Yang dimaksud adalah ibadah yang mahdhoh  ([8]), jadi bid'ah disini adalah mengadakan hukum atau cara untuk mendekatkan diri pada Allah yang tidak disyari'atkan. (Yaitu pengkhususan cara, tempat, waktu, jumlah yang tidak ada syari'atnya dari Allah)

Tidak ada sebuah ibadah mahdhoh kecuali maksudnya adalah taqorrub pada Allah, seperti: shalat dan puasa.  Atau Bisa jadi ghoiru mahdhoh, jika perbuatan itu semula mubah dan berubah menjadi taqorrub dan ketaatan dengan niat, jika dimaksudkan untuk mencapai nilai ibadah yang sah, seperti mengunjungi anak dan tetangga misalnya ([9]).

Oleh karena itu, pengertian bid'ah syar'i  lebih spesifik daripada bid'ah secara bahasa.

Dan hadits “setiap bid’ah adalah sesat” yang dimaksud adalah bid’ah secara syar'i. Bukan secara bahasa.

Sehingga hukum bid'ah adalah haram, semuanya tercela. (Tak ada yg hasanah)

Di antara mereka yang menyatakan ini: Ibnu Taimiyah([10]), 
Ibnu Rajab([11]), 
Ibnu Katsir ([12]), dan lain-lain.
Dan saya katakan hampir 99 persen ulama Saudi dan para muridnya berpendapat seperti ini juga.

Adapun perkataan beberapa ulama yg terdahulu tentang pembolehan beberapa bid'ah, yaitu maksudnya  adalah bid'ah secara bahasa, bukan pembenaran bid'ah dalam agama yg tak ada contoh sama sekali ([13]).

Di antara bukti terkuat untuk itu adalah generalisasi tegas dalam sabda Nabi, ﷺ: “Setiap hal yang baru yang diada-adakan adalah bid'ah, dan setiap bid'ah adalah kesesatan, dan setiap kesesatan adalah dalam Neraka." Rumusan ini merupakan salah satu rumusan umum yang paling kuat.

Ibnu Rajab berkata: “Maka sabdanya, ﷺ: (Setiap bid'ah adalah sesat) adalah salah satu perkataan yang paling komprehensif, dan tidak ada yang salah darinya, dan itu adalah prinsip besar dari prinsip-prinsip syariat agama”([14]).

Adapun bentuk kedua dalam mendefinisikan bid'ah: itu adalah "setiap hal yang baru yg diada-adakan."

Contoh nyata adalah imam An-Nawawi berkata: "Bid'ah dalam Syariah: Ini adalah sesuatu yang diada-adakan yang tidak ada di masa Rasulullah ﷺ " , s([15]). Definisi beliau ini sangatlah luas nyaris tanpa batas.
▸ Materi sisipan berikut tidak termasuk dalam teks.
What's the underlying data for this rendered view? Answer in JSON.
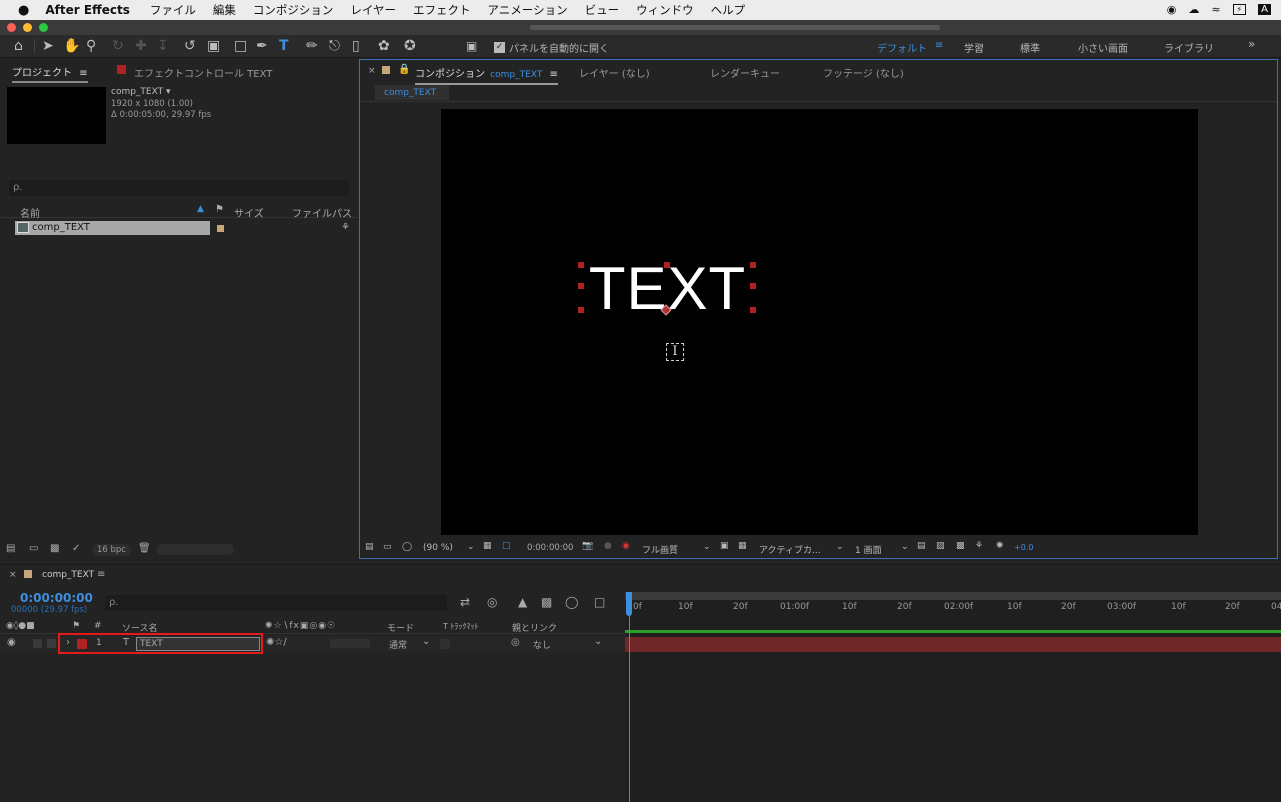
{
  "menubar": {
    "apple_icon": "apple-logo",
    "app_name": "After Effects",
    "items": [
      "ファイル",
      "編集",
      "コンポジション",
      "レイヤー",
      "エフェクト",
      "アニメーション",
      "ビュー",
      "ウィンドウ",
      "ヘルプ"
    ],
    "input_indicator": "A"
  },
  "toolbar": {
    "auto_open_label": "パネルを自動的に開く",
    "workspaces": [
      "デフォルト",
      "学習",
      "標準",
      "小さい画面",
      "ライブラリ"
    ],
    "more": "»"
  },
  "project_panel": {
    "tab_project": "プロジェクト",
    "tab_effect_controls": "エフェクトコントロール TEXT",
    "item_name": "comp_TEXT ▾",
    "item_resolution": "1920 x 1080 (1.00)",
    "item_duration": "Δ 0:00:05:00, 29.97 fps",
    "search_placeholder": "ρ.",
    "col_name": "名前",
    "col_size": "サイズ",
    "col_filepath": "ファイルパス",
    "row_name": "comp_TEXT",
    "bpc": "16 bpc"
  },
  "comp_panel": {
    "tab_composition": "コンポジション",
    "tab_comp_name": "comp_TEXT",
    "tab_layer": "レイヤー (なし)",
    "tab_render_queue": "レンダーキュー",
    "tab_footage": "フッテージ (なし)",
    "sub_tab": "comp_TEXT",
    "canvas_text": "TEXT",
    "zoom": "(90 %)",
    "timecode": "0:00:00:00",
    "resolution": "フル画質",
    "camera": "アクティブカ...",
    "views": "1 画面",
    "exposure": "+0.0"
  },
  "timeline": {
    "tab_name": "comp_TEXT",
    "timecode": "0:00:00:00",
    "frames": "00000 (29.97 fps)",
    "search_placeholder": "ρ.",
    "col_number": "#",
    "col_source": "ソース名",
    "col_mode": "モード",
    "col_trkmat": "T  ﾄﾗｯｸﾏｯﾄ",
    "col_parent": "親とリンク",
    "layer_number": "1",
    "layer_type": "T",
    "layer_name": "TEXT",
    "layer_mode": "通常",
    "layer_parent": "なし",
    "ruler": [
      "0f",
      "10f",
      "20f",
      "01:00f",
      "10f",
      "20f",
      "02:00f",
      "10f",
      "20f",
      "03:00f",
      "10f",
      "20f",
      "04"
    ]
  },
  "colors": {
    "accent_blue": "#3d8ee0",
    "layer_red": "#b02222",
    "highlight_red": "#e31b1b",
    "layer_bar": "#6e2626",
    "workarea_green": "#2aa02a"
  }
}
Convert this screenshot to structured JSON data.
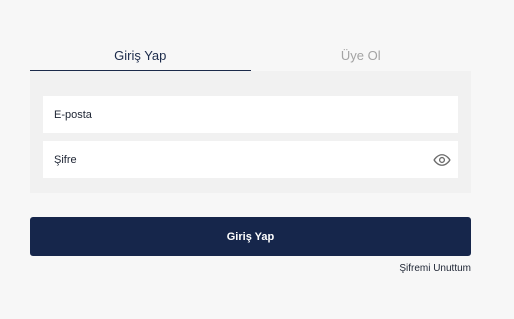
{
  "tabs": [
    {
      "label": "Giriş Yap",
      "active": true
    },
    {
      "label": "Üye Ol",
      "active": false
    }
  ],
  "form": {
    "email_placeholder": "E-posta",
    "password_placeholder": "Şifre",
    "password_toggle_icon": "eye-icon",
    "submit_label": "Giriş Yap",
    "forgot_label": "Şifremi Unuttum"
  },
  "colors": {
    "primary": "#16264b",
    "background": "#f7f7f7",
    "inactive_tab": "#a3a3a3"
  }
}
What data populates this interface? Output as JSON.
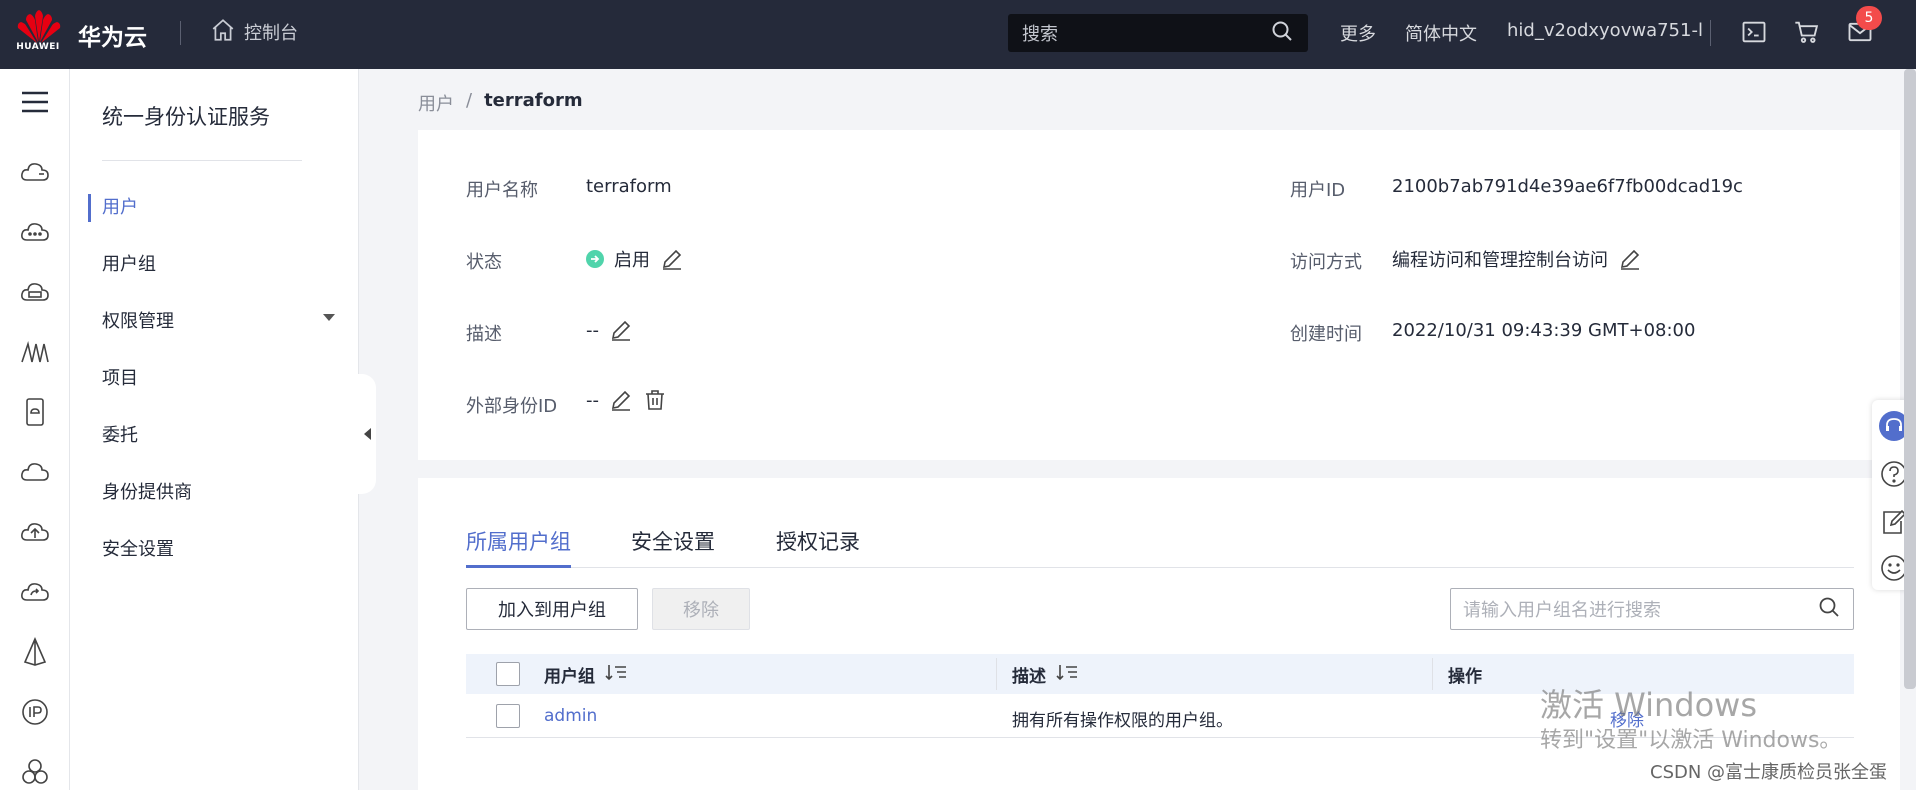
{
  "topbar": {
    "logo_text": "HUAWEI",
    "brand": "华为云",
    "console": "控制台",
    "search_placeholder": "搜索",
    "more": "更多",
    "language": "简体中文",
    "username": "hid_v2odxyovwa751-l",
    "mail_badge": "5",
    "accent": "#526ecc",
    "icons": [
      "home-icon",
      "search-icon",
      "terminal-icon",
      "cart-icon",
      "mail-icon"
    ]
  },
  "rail": {
    "icons": [
      "menu-icon",
      "cloud-server-icon",
      "cloud-more-icon",
      "cloud-storage-icon",
      "network-icon",
      "phone-cloud-icon",
      "cloud-icon",
      "cloud-upload-icon",
      "cloud-refresh-icon",
      "tower-icon",
      "ip-icon",
      "cluster-icon"
    ]
  },
  "sidebar": {
    "title": "统一身份认证服务",
    "items": [
      {
        "label": "用户",
        "active": true
      },
      {
        "label": "用户组"
      },
      {
        "label": "权限管理"
      },
      {
        "label": "项目"
      },
      {
        "label": "委托"
      },
      {
        "label": "身份提供商"
      },
      {
        "label": "安全设置"
      }
    ]
  },
  "breadcrumb": {
    "parent": "用户",
    "separator": "/",
    "current": "terraform"
  },
  "detail": {
    "username_label": "用户名称",
    "username_value": "terraform",
    "status_label": "状态",
    "status_value": "启用",
    "status_color": "#50d4ab",
    "desc_label": "描述",
    "desc_value": "--",
    "external_id_label": "外部身份ID",
    "external_id_value": "--",
    "user_id_label": "用户ID",
    "user_id_value": "2100b7ab791d4e39ae6f7fb00dcad19c",
    "access_label": "访问方式",
    "access_value": "编程访问和管理控制台访问",
    "created_label": "创建时间",
    "created_value": "2022/10/31 09:43:39 GMT+08:00"
  },
  "tabs": [
    {
      "label": "所属用户组",
      "active": true
    },
    {
      "label": "安全设置"
    },
    {
      "label": "授权记录"
    }
  ],
  "actions": {
    "add_to_group": "加入到用户组",
    "remove": "移除",
    "group_search_placeholder": "请输入用户组名进行搜索"
  },
  "table": {
    "headers": [
      "用户组",
      "描述",
      "操作"
    ],
    "rows": [
      {
        "group": "admin",
        "description": "拥有所有操作权限的用户组。",
        "action": "移除"
      }
    ]
  },
  "overlay": {
    "watermark_title": "激活 Windows",
    "watermark_sub": "转到\"设置\"以激活 Windows。",
    "csdn": "CSDN @富士康质检员张全蛋"
  }
}
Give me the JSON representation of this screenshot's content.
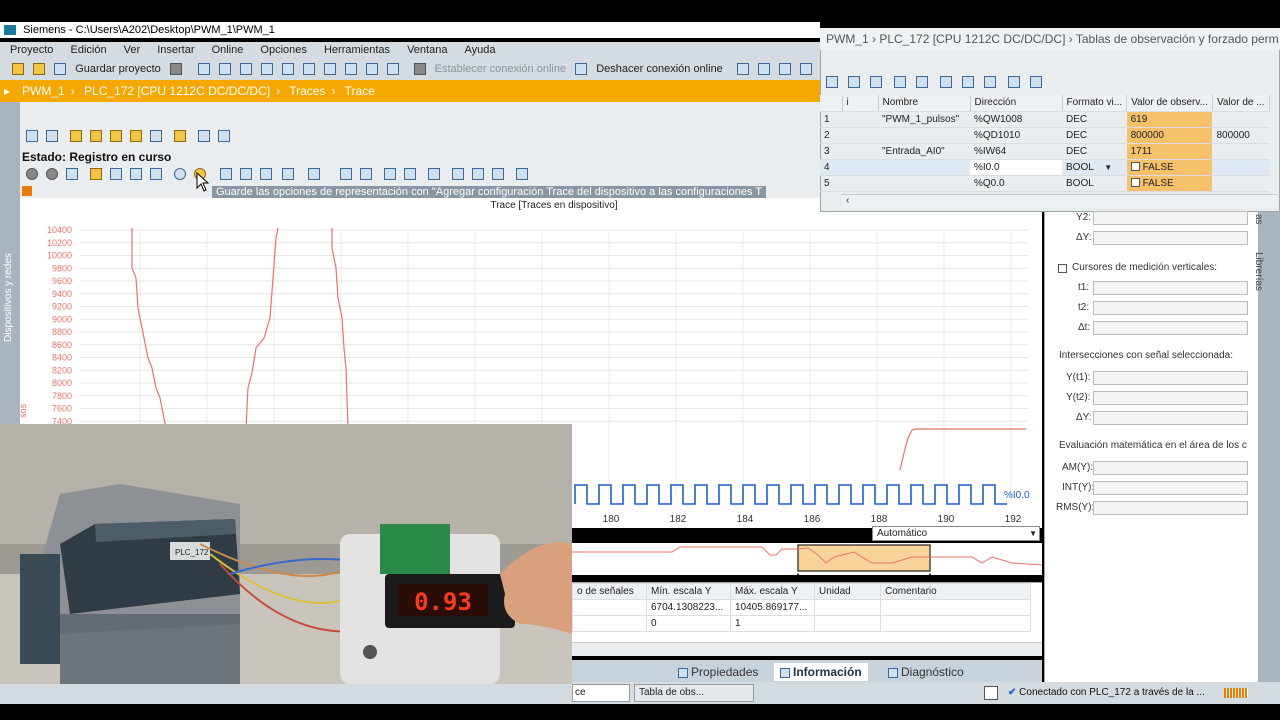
{
  "window": {
    "title": "Siemens  -  C:\\Users\\A202\\Desktop\\PWM_1\\PWM_1"
  },
  "menu": [
    "Proyecto",
    "Edición",
    "Ver",
    "Insertar",
    "Online",
    "Opciones",
    "Herramientas",
    "Ventana",
    "Ayuda"
  ],
  "toolbar": {
    "save": "Guardar proyecto",
    "connect": "Establecer conexión online",
    "disconnect": "Deshacer conexión online"
  },
  "breadcrumb": [
    "PWM_1",
    "PLC_172 [CPU 1212C DC/DC/DC]",
    "Traces",
    "Trace"
  ],
  "left_strip": "Dispositivos y redes",
  "trace": {
    "status": "Estado: Registro en curso",
    "hint": "Guarde las opciones de representación con \"Agregar configuración Trace del dispositivo a las configuraciones T",
    "chart_title": "Trace [Traces en dispositivo]",
    "y_unit": "sos",
    "signal_label": "%I0.0",
    "view_select": "Automático",
    "signal_table": {
      "headers": [
        "o de señales",
        "Mín. escala Y",
        "Máx. escala Y",
        "Unidad",
        "Comentario"
      ],
      "rows": [
        [
          "",
          "6704.1308223...",
          "10405.869177...",
          "",
          ""
        ],
        [
          "",
          "0",
          "1",
          "",
          ""
        ]
      ]
    }
  },
  "chart_data": {
    "type": "line",
    "title": "Trace [Traces en dispositivo]",
    "y_ticks": [
      10400,
      10200,
      10000,
      9800,
      9600,
      9400,
      9200,
      9000,
      8800,
      8600,
      8400,
      8200,
      8000,
      7800,
      7600,
      7400
    ],
    "x_ticks": [
      180,
      182,
      184,
      186,
      188,
      190,
      192
    ],
    "series": [
      {
        "name": "\"Entrada_AI0\""
      },
      {
        "name": "%I0.0"
      }
    ]
  },
  "bottom_tabs": {
    "propiedades": "Propiedades",
    "informacion": "Información",
    "diagnostico": "Diagnóstico"
  },
  "taskbar": {
    "task1": "ce",
    "task2": "Tabla de obs...",
    "status": "Conectado con PLC_172 a través de la ..."
  },
  "watch": {
    "header": "PWM_1  ›  PLC_172 [CPU 1212C DC/DC/DC]  ›  Tablas de observación y forzado perm",
    "columns": [
      "",
      "i",
      "Nombre",
      "Dirección",
      "Formato vi...",
      "Valor de observ...",
      "Valor de ..."
    ],
    "rows": [
      {
        "n": "1",
        "name": "\"PWM_1_pulsos\"",
        "addr": "%QW1008",
        "fmt": "DEC",
        "val": "619",
        "mod": ""
      },
      {
        "n": "2",
        "name": "",
        "addr": "%QD1010",
        "fmt": "DEC",
        "val": "800000",
        "mod": "800000"
      },
      {
        "n": "3",
        "name": "\"Entrada_AI0\"",
        "addr": "%IW64",
        "fmt": "DEC",
        "val": "1711",
        "mod": ""
      },
      {
        "n": "4",
        "name": "",
        "addr": "%I0.0",
        "fmt": "BOOL",
        "val": "FALSE",
        "mod": ""
      },
      {
        "n": "5",
        "name": "",
        "addr": "%Q0.0",
        "fmt": "BOOL",
        "val": "FALSE",
        "mod": ""
      }
    ]
  },
  "measure": {
    "y2": "Y2:",
    "dy": "ΔY:",
    "vertical": "Cursores de medición verticales:",
    "t1": "t1:",
    "t2": "t2:",
    "dt": "Δt:",
    "intersections": "Intersecciones con señal seleccionada:",
    "yt1": "Y(t1):",
    "yt2": "Y(t2):",
    "dy2": "ΔY:",
    "math": "Evaluación matemática en el área de los c",
    "am": "AM(Y):",
    "int": "INT(Y):",
    "rms": "RMS(Y):"
  },
  "right_strip": "Librerías",
  "right_strip2": "as",
  "photo": {
    "display": "0.93",
    "plc_label": "PLC_172"
  },
  "colors": {
    "accent": "#f5a800",
    "trace_red": "#e8736b",
    "trace_blue": "#1f5fd6"
  }
}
Dengan demikian, dapat difahami bahwa bid'ah bagi mereka adalah menyeluruh yaitu sebagaimana definisi  bid'ah secara bahasa.

Oleh karena itu, hukum bid'ah menurut golongan ini terbagi menjadi lima hukum; (halal haram sunah mubah makruh) Apa yang terjadi pada masa setelah Nabi ﷺ.

Di antara yang paling terkenal dengan definisi ini dan konsekwensinya adalah Al-Izz ibn Abdis Salam, dia berkata: “ Bid'ah adalah melakukan sesuatu yang tidak dikenal di era Rasulullah,   [16].

Tidaklah heran dari definisi  bid'ah mereka disini bahwa bid'ah dalam pandangannya - dan menurut para ulama selainya dari arah ini -: adalah "setiap hal yang baru ditemukan".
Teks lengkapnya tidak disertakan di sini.